As Jews and Asians continue to come under attack in New York City, volunteers forming an Asian Community Watch group are taking lessons from a long-standing Jewish neighborhood safety patrol.
Through an initiative led by New York City Republican Councilwoman Inna Vernikov, members of Flatbush Shomrim (Hebrew for “watchers”) in Brooklyn, NY, are training volunteers from an Asian neighborhood in Vernikov’s district on how to run a successful community safety patrol.
Flatbush Shomrim executive coordinator Bob Moskovitz told JNS that his organization, which was formed three decades ago, is trying to serve as a guide and mentor for its Asian neighbors.
“These are community members who mostly have no clue exactly what it is that they’re doing regarding starting and running an effective safety patrol,” said Moskovitz, highlighting the notable exception of retired NYPD Deputy Chief Dewey Fong.
Moskovitz said the Asian Community Watch consists of around a half-dozen people. In two meetings so far, Shomrim has tried to help them lay the groundwork, discussing operations, strategies, funding and other issues that are involved in creating a new patrol.
“I explained to them the whole nine yards. Who they have to recruit, what they should be looking for, who they want to represent an organization,” he said.
“We had a meeting with the police precinct commanding officer, and he is on board with the whole thing because it’s obviously a necessity. This is a process.
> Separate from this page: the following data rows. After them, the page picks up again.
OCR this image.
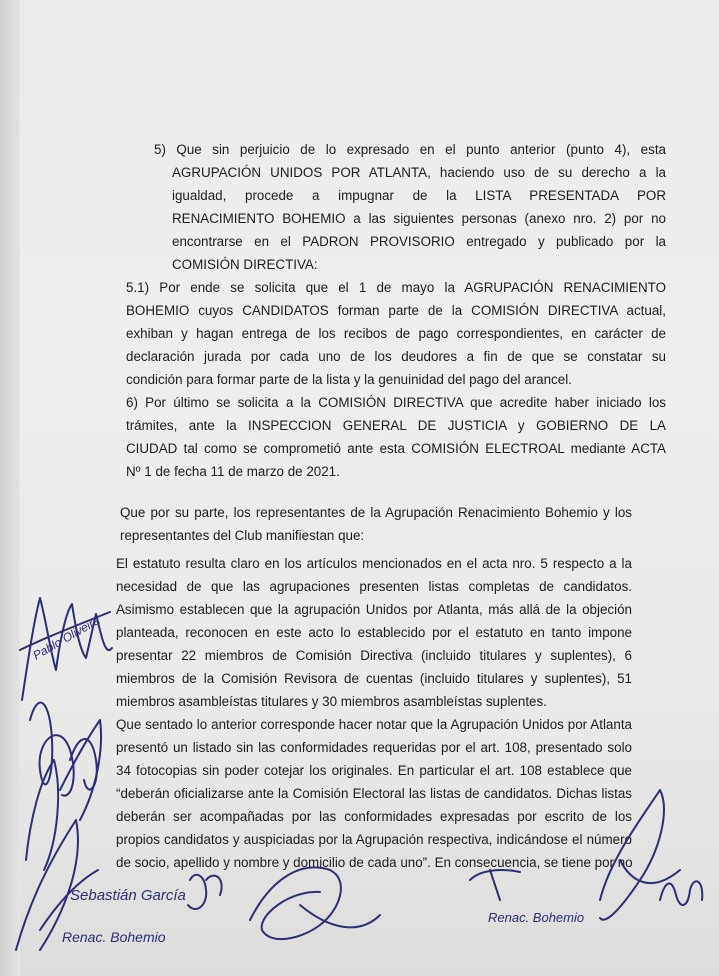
5) Que sin perjuicio de lo expresado en el punto anterior (punto 4), esta

AGRUPACIÓN UNIDOS POR ATLANTA, haciendo uso de su derecho a la

igualdad, procede a impugnar de la LISTA PRESENTADA POR

RENACIMIENTO BOHEMIO a las siguientes personas (anexo nro. 2) por no

encontrarse en el PADRON PROVISORIO entregado y publicado por la

COMISIÓN DIRECTIVA:

5.1) Por ende se solicita que el 1 de mayo la AGRUPACIÓN RENACIMIENTO

BOHEMIO cuyos CANDIDATOS forman parte de la COMISIÓN DIRECTIVA actual,

exhiban y hagan entrega de los recibos de pago correspondientes, en carácter de

declaración jurada por cada uno de los deudores a fin de que se constatar su

condición para formar parte de la lista y la genuinidad del pago del arancel.

6) Por último se solicita a la COMISIÓN DIRECTIVA que acredite haber iniciado los

trámites, ante la INSPECCION GENERAL DE JUSTICIA y GOBIERNO DE LA

CIUDAD tal como se comprometió ante esta COMISIÓN ELECTROAL mediante ACTA

Nº 1 de fecha 11 de marzo de 2021.

Que por su parte, los representantes de la Agrupación Renacimiento Bohemio y los

representantes del Club manifiestan que:

El estatuto resulta claro en los artículos mencionados en el acta nro. 5 respecto a la

necesidad de que las agrupaciones presenten listas completas de candidatos.

Asimismo establecen que la agrupación Unidos por Atlanta, más allá de la objeción

planteada, reconocen en este acto lo establecido por el estatuto en tanto impone

presentar 22 miembros de Comisión Directiva (incluido titulares y suplentes), 6

miembros de la Comisión Revisora de cuentas (incluido titulares y suplentes), 51

miembros asambleístas titulares y 30 miembros asambleístas suplentes.

Que sentado lo anterior corresponde hacer notar que la Agrupación Unidos por Atlanta

presentó un listado sin las conformidades requeridas por el art. 108, presentado solo

34 fotocopias sin poder cotejar los originales. En particular el art. 108 establece que

“deberán oficializarse ante la Comisión Electoral las listas de candidatos. Dichas listas

deberán ser acompañadas por las conformidades expresadas por escrito de los

propios candidatos y auspiciadas por la Agrupación respectiva, indicándose el número

de socio, apellido y nombre y domicilio de cada uno”. En consecuencia, se tiene por no

Pablo Oliveira
Sebastián García
Renac. Bohemio
Renac. Bohemio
I can’t impart the experience of 31 years in a couple of hours or even a couple of months; we’re starting slowly.”
There have been 51 confirmed hate crimes against Asians in New York City this year, as of the end of June, according to the NYPD Hate Crimes Dashboard.
Fong told JNS that the Shomrim has been helpful so far in imparting their experience patrolling their largely Jewish neighborhood in Brooklyn.
“The Shomrim invited us for a ride-along with their patrol, so we could see firsthand how they operate. They opened their knowledge to us, and we will take our lead from them,” he said.
Among the early keys to a successful neighborhood patrol, according to Moskovitz, are having a reliable number of volunteers and an effective way to communicate instantly when something happens, whether that’s via cell phones or the $1,000 two-way radios that the Shomrim utilize.
“There are cellphone apps they can use. Communication, of course, is critical, both with each other and with the police department. You have to know how to put over a call, and you have to have the right connections,” said Moskovitz.
One of the concrete suggestions Shomrim has advised the Asian watch group to do is to make contact with store owners in their neighborhood to ensure that they have functioning surveillance cameras. That way, in the event of an incident, there is security footage that can help them know who to watch out for and help police track down the perpetrator.
“You can’t be all over the [neighborhood] right away to start. We figured that their commercial strip is a good place to begin,” said Moskovitz, who emphasized that ultimately, the success of the watch group will depend on the level of engagement and commitment from community members.
Shomrim of Flatbush—there are other Shomrim groups across Brooklyn and in other areas with large haredi and Chassidic populations—instituted a similar training program for an African-American neighborhood in East New York around 12 years ago, but, according to Moskovitz, that neighborhood watch group never took off.
“This is not a part-time type of thing, where everyone gives an hour a week. If you want to be active out there, catching the bad guys, it’s a major commitment,” he said. “That’s going to be their business, but we’re going to train them as best as we can, and any questions that they have, we will be there to answer.”